What the Country Needs
There is a tendency, in conversations about America’s clean energy future, to focus on the big names — the CEOs, the policy architects, the venture capitalists who write the checks. That focus is understandable. But the actual work of building a domestic battery manufacturing sector that can compete with China’s 75% share of global lithium-ion battery production is not done in boardrooms or congressional hearings. It is done on the production floor, in the data analytics lab, in the peer-reviewed literature, and in the science fair gymnasium — by engineers like Khurram Yasar Mohammed who have the technical depth to solve manufacturing quality problems, the research capability to advance the scholarly literature, and the commitment to ensure that the next generation of American engineers is ready to carry this work forward.
“With better automation, smarter data use, and more sustainable material practices,” Khurram wrote in his London Daily Post article, “battery manufacturing is gradually becoming cleaner, more efficient, and more resilient — exactly what the energy transition needs.”
That sentence, simple as it sounds, is a mission statement. And in Lordstown, Ohio — a community that has seen its share of industrial heartbreak and is now watching one of the most consequential clean energy manufacturing investments in American history take shape within its borders — it is the kind of work that matters, today, at a scale the country can afford neither to overlook nor to underestimate.

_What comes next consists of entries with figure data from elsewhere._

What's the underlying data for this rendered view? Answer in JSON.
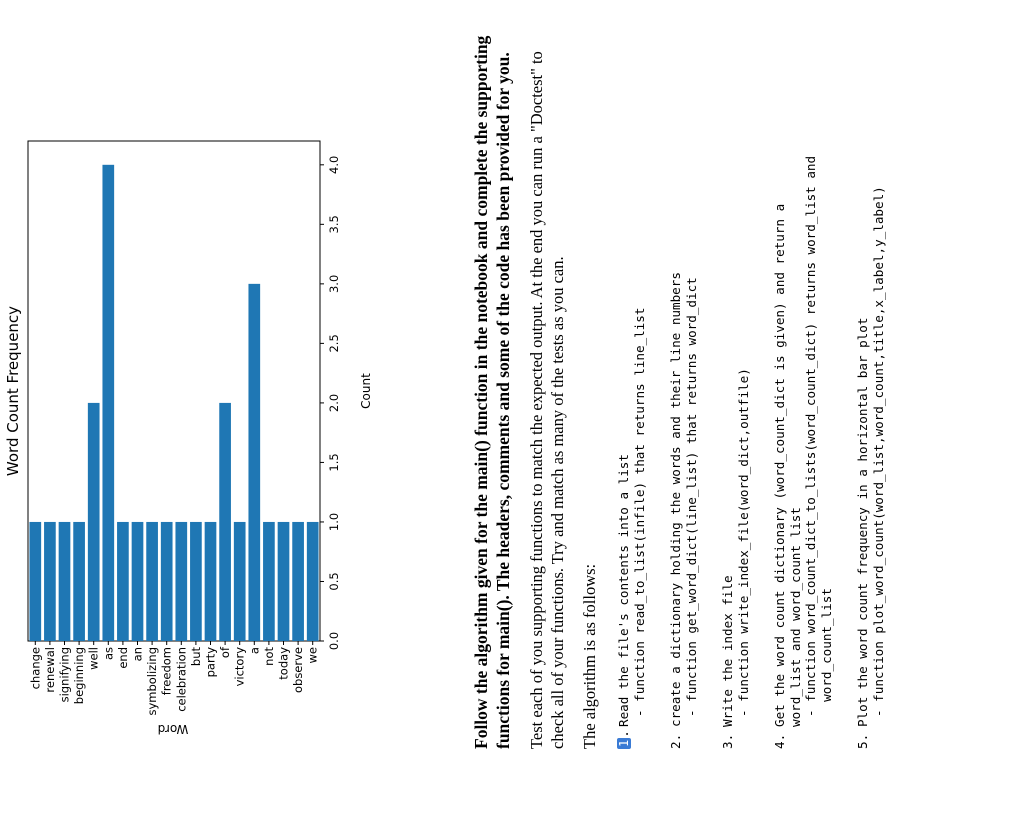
{
  "chart_data": {
    "type": "bar",
    "orientation": "horizontal",
    "title": "Word Count Frequency",
    "xlabel": "Count",
    "ylabel": "Word",
    "categories": [
      "change",
      "renewal",
      "signifying",
      "beginning",
      "well",
      "as",
      "end",
      "an",
      "symbolizing",
      "freedom",
      "celebration",
      "but",
      "party",
      "of",
      "victory",
      "a",
      "not",
      "today",
      "observe",
      "we"
    ],
    "values": [
      1,
      1,
      1,
      1,
      2,
      4,
      1,
      1,
      1,
      1,
      1,
      1,
      1,
      2,
      1,
      3,
      1,
      1,
      1,
      1
    ],
    "xlim": [
      0,
      4.2
    ],
    "xticks": [
      "0.0",
      "0.5",
      "1.0",
      "1.5",
      "2.0",
      "2.5",
      "3.0",
      "3.5",
      "4.0"
    ],
    "bar_color": "#1f77b4",
    "grid": false
  },
  "intro": {
    "bold": "Follow the algorithm given for the main() function in the notebook and complete the supporting functions for main(). The headers, comments and some of the code has been provided for you.",
    "test": "Test each of you supporting functions to match the expected output. At the end you can run a \"Doctest\" to check all of your functions. Try and match as many of the tests as you can.",
    "algo": "The algorithm is as follows:"
  },
  "steps": [
    {
      "num": "1.",
      "lines": [
        "Read the file's contents into a list"
      ],
      "sub": [
        "- function read_to_list(infile) that returns line_list"
      ]
    },
    {
      "num": "2.",
      "lines": [
        "create a dictionary holding the words and their line numbers"
      ],
      "sub": [
        "- function get_word_dict(line_list) that returns word_dict"
      ]
    },
    {
      "num": "3.",
      "lines": [
        "Write the index file"
      ],
      "sub": [
        "- function write_index_file(word_dict,outfile)"
      ]
    },
    {
      "num": "4.",
      "lines": [
        "Get the word count dictionary (word_count_dict is given) and return a",
        "word_list and word_count list"
      ],
      "sub": [
        "- function word_count_dict_to_lists(word_count_dict) returns word_list and",
        "  word_count_list"
      ]
    },
    {
      "num": "5.",
      "lines": [
        "Plot the word count frequency in a horizontal bar plot"
      ],
      "sub": [
        "- function plot_word_count(word_list,word_count,title,x_label,y_label)"
      ]
    }
  ]
}
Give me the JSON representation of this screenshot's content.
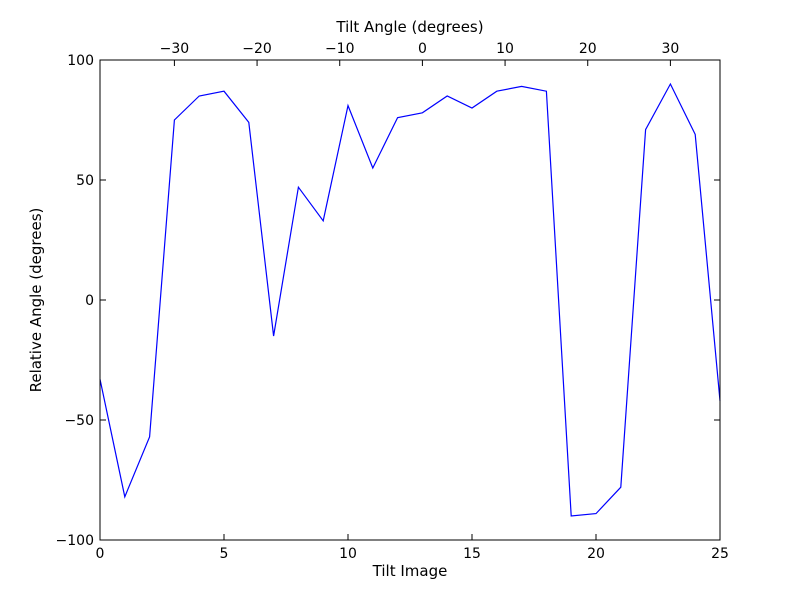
{
  "chart_data": {
    "type": "line",
    "xlabel": "Tilt Image",
    "ylabel": "Relative Angle (degrees)",
    "top_xlabel": "Tilt Angle (degrees)",
    "xlim": [
      0,
      25
    ],
    "ylim": [
      -100,
      100
    ],
    "x_ticks": [
      0,
      5,
      10,
      15,
      20,
      25
    ],
    "x_tick_labels": [
      "0",
      "5",
      "10",
      "15",
      "20",
      "25"
    ],
    "y_ticks": [
      -100,
      -50,
      0,
      50,
      100
    ],
    "y_tick_labels": [
      "−100",
      "−50",
      "0",
      "50",
      "100"
    ],
    "top_x_ticks": [
      -30,
      -20,
      -10,
      0,
      10,
      20,
      30
    ],
    "top_x_tick_labels": [
      "−30",
      "−20",
      "−10",
      "0",
      "10",
      "20",
      "30"
    ],
    "top_axis_map": {
      "bottom_at_zero_tilt": 13,
      "degrees_per_image": 3
    },
    "grid": false,
    "line_color": "#0000ff",
    "series": [
      {
        "x": [
          0,
          1,
          2,
          3,
          4,
          5,
          6,
          7,
          8,
          9,
          10,
          11,
          12,
          13,
          14,
          15,
          16,
          17,
          18,
          19,
          20,
          21,
          22,
          23,
          24,
          25
        ],
        "y": [
          -33,
          -82,
          -57,
          75,
          85,
          87,
          74,
          -15,
          47,
          33,
          81,
          55,
          76,
          78,
          85,
          80,
          87,
          89,
          87,
          -90,
          -89,
          -78,
          71,
          90,
          69,
          -42
        ]
      }
    ]
  }
}
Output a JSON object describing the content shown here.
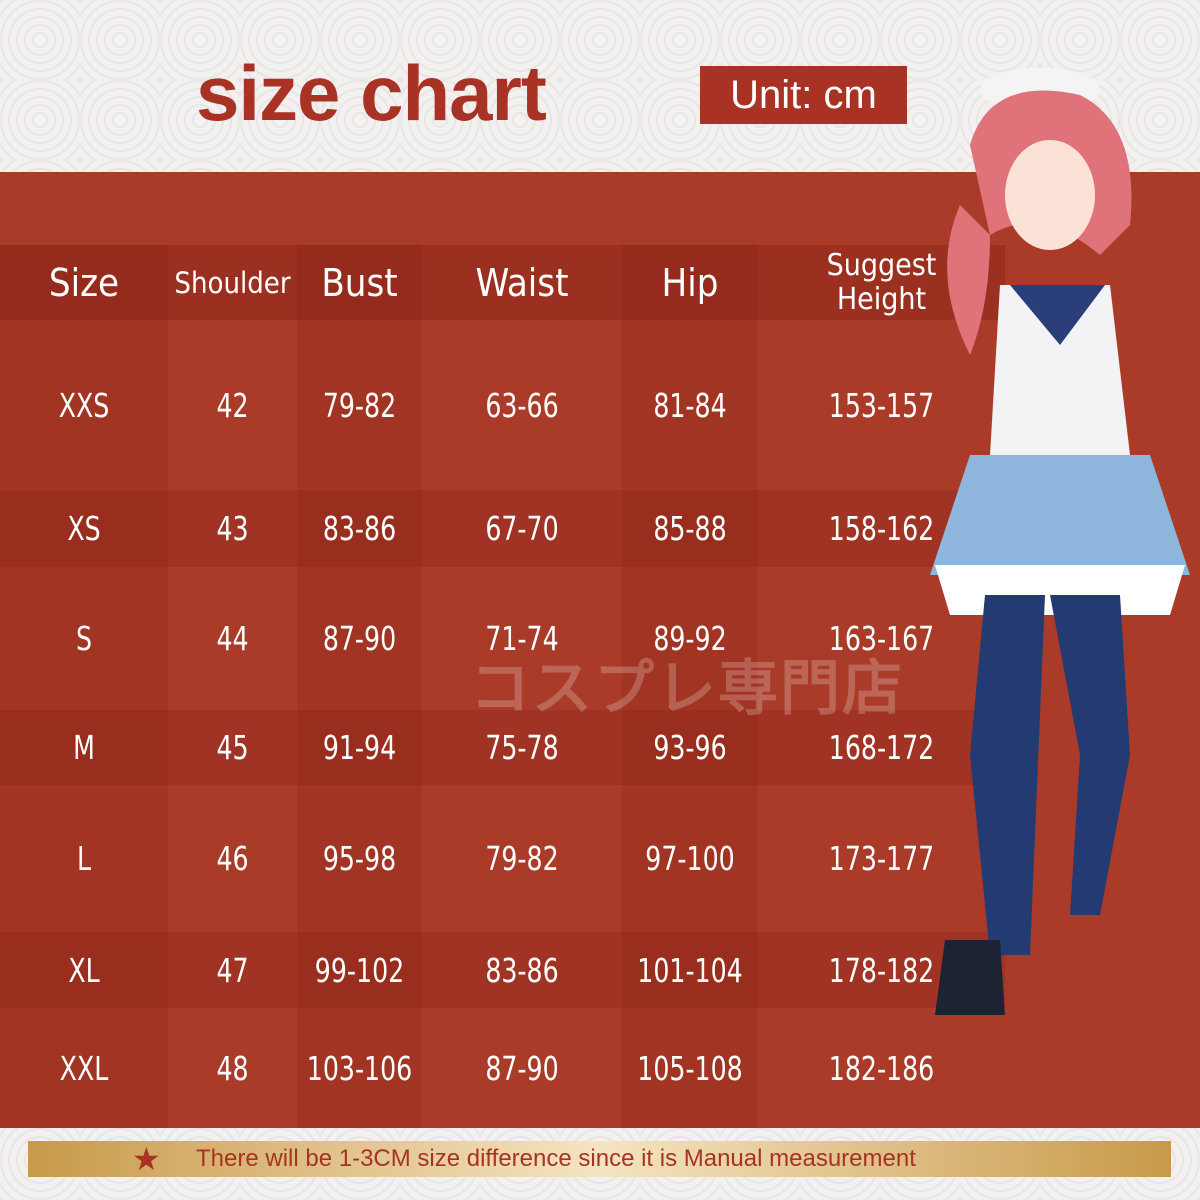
{
  "title": "size chart",
  "unit_label": "Unit: cm",
  "watermark": "コスプレ専門店",
  "colors": {
    "brand_red": "#a83324",
    "table_bg": "#aa3b29",
    "footer_gold": "#c89a4a"
  },
  "table": {
    "headers": [
      "Size",
      "Shoulder",
      "Bust",
      "Waist",
      "Hip",
      "Suggest Height"
    ],
    "rows": [
      [
        "XXS",
        "42",
        "79-82",
        "63-66",
        "81-84",
        "153-157"
      ],
      [
        "XS",
        "43",
        "83-86",
        "67-70",
        "85-88",
        "158-162"
      ],
      [
        "S",
        "44",
        "87-90",
        "71-74",
        "89-92",
        "163-167"
      ],
      [
        "M",
        "45",
        "91-94",
        "75-78",
        "93-96",
        "168-172"
      ],
      [
        "L",
        "46",
        "95-98",
        "79-82",
        "97-100",
        "173-177"
      ],
      [
        "XL",
        "47",
        "99-102",
        "83-86",
        "101-104",
        "178-182"
      ],
      [
        "XXL",
        "48",
        "103-106",
        "87-90",
        "105-108",
        "182-186"
      ]
    ]
  },
  "footer": {
    "icon": "star-icon",
    "note": "There will be 1-3CM size difference since it is Manual measurement"
  }
}
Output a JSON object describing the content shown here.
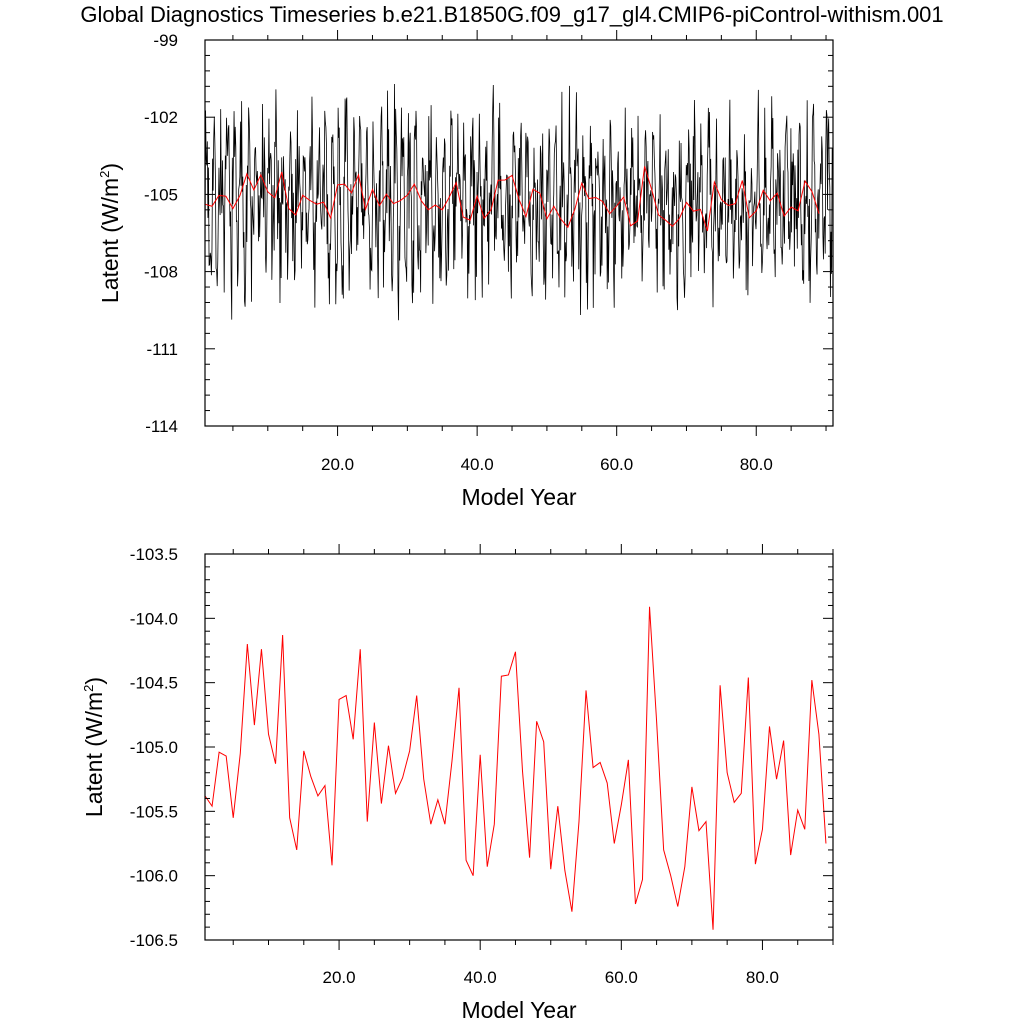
{
  "title": "Global Diagnostics Timeseries b.e21.B1850G.f09_g17_gl4.CMIP6-piControl-withism.001",
  "colors": {
    "monthly": "#000000",
    "annual": "#ff0000",
    "axis": "#000000"
  },
  "chart_data": [
    {
      "type": "line",
      "xlabel": "Model Year",
      "ylabel_prefix": "Latent (W/m",
      "ylabel_sup": "2",
      "ylabel_suffix": ")",
      "xlim": [
        1,
        91
      ],
      "ylim": [
        -114,
        -99
      ],
      "xticks": [
        20.0,
        40.0,
        60.0,
        80.0
      ],
      "xtick_labels": [
        "20.0",
        "40.0",
        "60.0",
        "80.0"
      ],
      "yticks": [
        -114,
        -111,
        -108,
        -105,
        -102,
        -99
      ],
      "ytick_labels": [
        "-114",
        "-111",
        "-108",
        "-105",
        "-102",
        "-99"
      ],
      "series": [
        {
          "name": "monthly",
          "color": "#000000",
          "generator": {
            "x_start": 1.0,
            "x_step": 0.0833,
            "count": 1080,
            "mean": -105.2,
            "seed": 7
          }
        },
        {
          "name": "annual",
          "color": "#ff0000",
          "x_start": 1,
          "x_step": 1,
          "values": [
            -105.38,
            -105.46,
            -105.04,
            -105.07,
            -105.55,
            -105.05,
            -104.2,
            -104.83,
            -104.24,
            -104.9,
            -105.13,
            -104.13,
            -105.55,
            -105.8,
            -105.03,
            -105.23,
            -105.38,
            -105.3,
            -105.92,
            -104.63,
            -104.6,
            -104.94,
            -104.24,
            -105.58,
            -104.81,
            -105.44,
            -104.99,
            -105.36,
            -105.24,
            -105.03,
            -104.6,
            -105.25,
            -105.6,
            -105.41,
            -105.6,
            -105.11,
            -104.54,
            -105.88,
            -106.0,
            -105.06,
            -105.93,
            -105.6,
            -104.45,
            -104.44,
            -104.26,
            -105.19,
            -105.86,
            -104.8,
            -104.96,
            -105.95,
            -105.46,
            -105.96,
            -106.28,
            -105.58,
            -104.56,
            -105.16,
            -105.12,
            -105.28,
            -105.75,
            -105.45,
            -105.1,
            -106.22,
            -106.03,
            -103.91,
            -104.8,
            -105.8,
            -106.0,
            -106.24,
            -105.93,
            -105.31,
            -105.65,
            -105.58,
            -106.42,
            -104.52,
            -105.2,
            -105.43,
            -105.36,
            -104.46,
            -105.91,
            -105.64,
            -104.84,
            -105.25,
            -104.95,
            -105.84,
            -105.49,
            -105.64,
            -104.48,
            -104.9,
            -105.75
          ]
        }
      ]
    },
    {
      "type": "line",
      "xlabel": "Model Year",
      "ylabel_prefix": "Latent (W/m",
      "ylabel_sup": "2",
      "ylabel_suffix": ")",
      "xlim": [
        1,
        90
      ],
      "ylim": [
        -106.5,
        -103.5
      ],
      "xticks": [
        20.0,
        40.0,
        60.0,
        80.0
      ],
      "xtick_labels": [
        "20.0",
        "40.0",
        "60.0",
        "80.0"
      ],
      "yticks": [
        -106.5,
        -106.0,
        -105.5,
        -105.0,
        -104.5,
        -104.0,
        -103.5
      ],
      "ytick_labels": [
        "-106.5",
        "-106.0",
        "-105.5",
        "-105.0",
        "-104.5",
        "-104.0",
        "-103.5"
      ],
      "series": [
        {
          "name": "annual",
          "color": "#ff0000",
          "x_start": 1,
          "x_step": 1,
          "values": [
            -105.38,
            -105.46,
            -105.04,
            -105.07,
            -105.55,
            -105.05,
            -104.2,
            -104.83,
            -104.24,
            -104.9,
            -105.13,
            -104.13,
            -105.55,
            -105.8,
            -105.03,
            -105.23,
            -105.38,
            -105.3,
            -105.92,
            -104.63,
            -104.6,
            -104.94,
            -104.24,
            -105.58,
            -104.81,
            -105.44,
            -104.99,
            -105.36,
            -105.24,
            -105.03,
            -104.6,
            -105.25,
            -105.6,
            -105.41,
            -105.6,
            -105.11,
            -104.54,
            -105.88,
            -106.0,
            -105.06,
            -105.93,
            -105.6,
            -104.45,
            -104.44,
            -104.26,
            -105.19,
            -105.86,
            -104.8,
            -104.96,
            -105.95,
            -105.46,
            -105.96,
            -106.28,
            -105.58,
            -104.56,
            -105.16,
            -105.12,
            -105.28,
            -105.75,
            -105.45,
            -105.1,
            -106.22,
            -106.03,
            -103.91,
            -104.8,
            -105.8,
            -106.0,
            -106.24,
            -105.93,
            -105.31,
            -105.65,
            -105.58,
            -106.42,
            -104.52,
            -105.2,
            -105.43,
            -105.36,
            -104.46,
            -105.91,
            -105.64,
            -104.84,
            -105.25,
            -104.95,
            -105.84,
            -105.49,
            -105.64,
            -104.48,
            -104.9,
            -105.75
          ]
        }
      ]
    }
  ]
}
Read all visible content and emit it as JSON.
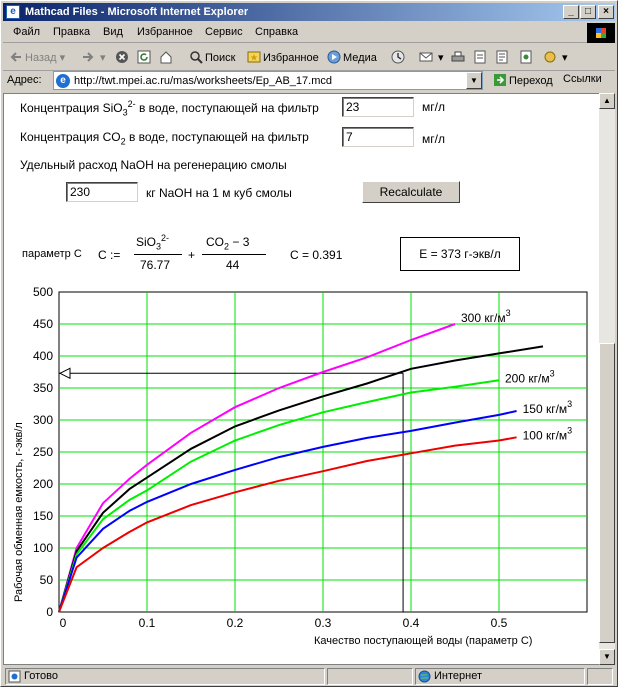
{
  "window": {
    "title": "Mathcad Files - Microsoft Internet Explorer",
    "controls": {
      "minimize": "_",
      "maximize": "□",
      "close": "×"
    }
  },
  "menu": [
    "Файл",
    "Правка",
    "Вид",
    "Избранное",
    "Сервис",
    "Справка"
  ],
  "toolbar": {
    "back": "Назад",
    "search": "Поиск",
    "favorites": "Избранное",
    "media": "Медиа"
  },
  "address": {
    "label": "Адрес:",
    "url": "http://twt.mpei.ac.ru/mas/worksheets/Ep_AB_17.mcd",
    "go": "Переход",
    "links": "Ссылки"
  },
  "form": {
    "sio3_label_pre": "Концентрация SiO",
    "sio3_sub": "3",
    "sio3_sup": "2-",
    "sio3_label_post": " в воде, поступающей на фильтр",
    "sio3_value": "23",
    "sio3_unit": "мг/л",
    "co2_label_pre": "Концентрация CO",
    "co2_sub": "2",
    "co2_label_post": " в воде, поступающей на фильтр",
    "co2_value": "7",
    "co2_unit": "мг/л",
    "naoh_label": "Удельный расход NaOH на регенерацию смолы",
    "naoh_value": "230",
    "naoh_unit": "кг NaOH на 1 м куб смолы",
    "recalc_button": "Recalculate"
  },
  "formula": {
    "param_label": "параметр С",
    "lhs": "C :=",
    "num1": "SiO",
    "num1_sub": "3",
    "num1_sup": "2-",
    "den1": "76.77",
    "plus": "+",
    "num2": "CO",
    "num2_sub": "2",
    "num2_rest": " − 3",
    "den2": "44",
    "result": "C = 0.391",
    "e_result": "E = 373 г-экв/л"
  },
  "chart_data": {
    "type": "line",
    "xlabel": "Качество поступающей воды  (параметр С)",
    "ylabel": "Рабочая обменная емкость, г-экв/л",
    "xlim": [
      0,
      0.6
    ],
    "ylim": [
      0,
      500
    ],
    "x_ticks": [
      "0",
      "0.1",
      "0.2",
      "0.3",
      "0.4",
      "0.5"
    ],
    "y_ticks": [
      "0",
      "50",
      "100",
      "150",
      "200",
      "250",
      "300",
      "350",
      "400",
      "450",
      "500"
    ],
    "grid": true,
    "series": [
      {
        "name": "300 кг/м",
        "color": "#ff00ff",
        "x": [
          0,
          0.02,
          0.05,
          0.08,
          0.1,
          0.15,
          0.2,
          0.25,
          0.3,
          0.35,
          0.4,
          0.45
        ],
        "y": [
          0,
          100,
          170,
          208,
          230,
          280,
          320,
          350,
          375,
          398,
          425,
          450
        ]
      },
      {
        "name": "",
        "color": "#000000",
        "x": [
          0,
          0.02,
          0.05,
          0.08,
          0.1,
          0.15,
          0.2,
          0.25,
          0.3,
          0.35,
          0.4,
          0.45,
          0.5,
          0.55
        ],
        "y": [
          0,
          95,
          155,
          192,
          210,
          255,
          290,
          315,
          337,
          357,
          380,
          393,
          404,
          415
        ]
      },
      {
        "name": "200 кг/м",
        "color": "#00ee00",
        "x": [
          0,
          0.02,
          0.05,
          0.08,
          0.1,
          0.15,
          0.2,
          0.25,
          0.3,
          0.35,
          0.4,
          0.45,
          0.5
        ],
        "y": [
          0,
          90,
          145,
          175,
          190,
          235,
          268,
          292,
          312,
          328,
          343,
          352,
          362
        ]
      },
      {
        "name": "150 кг/м",
        "color": "#0000ff",
        "x": [
          0,
          0.02,
          0.05,
          0.08,
          0.1,
          0.15,
          0.2,
          0.25,
          0.3,
          0.35,
          0.4,
          0.45,
          0.5,
          0.52
        ],
        "y": [
          0,
          85,
          130,
          158,
          172,
          200,
          222,
          242,
          258,
          272,
          283,
          296,
          308,
          314
        ]
      },
      {
        "name": "100 кг/м",
        "color": "#ee0000",
        "x": [
          0,
          0.02,
          0.05,
          0.08,
          0.1,
          0.15,
          0.2,
          0.25,
          0.3,
          0.35,
          0.4,
          0.45,
          0.5,
          0.52
        ],
        "y": [
          0,
          70,
          100,
          125,
          140,
          167,
          187,
          205,
          220,
          236,
          248,
          260,
          268,
          273
        ]
      }
    ],
    "unit_superscript": "3",
    "marker": {
      "x": 0.391,
      "y": 373
    }
  },
  "status": {
    "left": "Готово",
    "zone": "Интернет"
  }
}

Khurram Yasar Mohammed is a Quality and Reliability Engineer at Ultium Cells LLC in Lordstown, Ohio. He holds a Master of Science in Environmental Engineering from Texas A&M University – Kingsville (GPA 3.41) and a Bachelor of Science in Chemical Engineering. He is an Associate Member of Sigma Xi, a Professional Member of the American Society for Quality, a member of the Association of Energy Engineers, and holds a Lean Six Sigma Green Belt Certification (AIGPE™). His peer-reviewed research has been published in the Current Journal of Applied Science and Technology and Advances in Research, with 13 combined citations and an h-index of 2.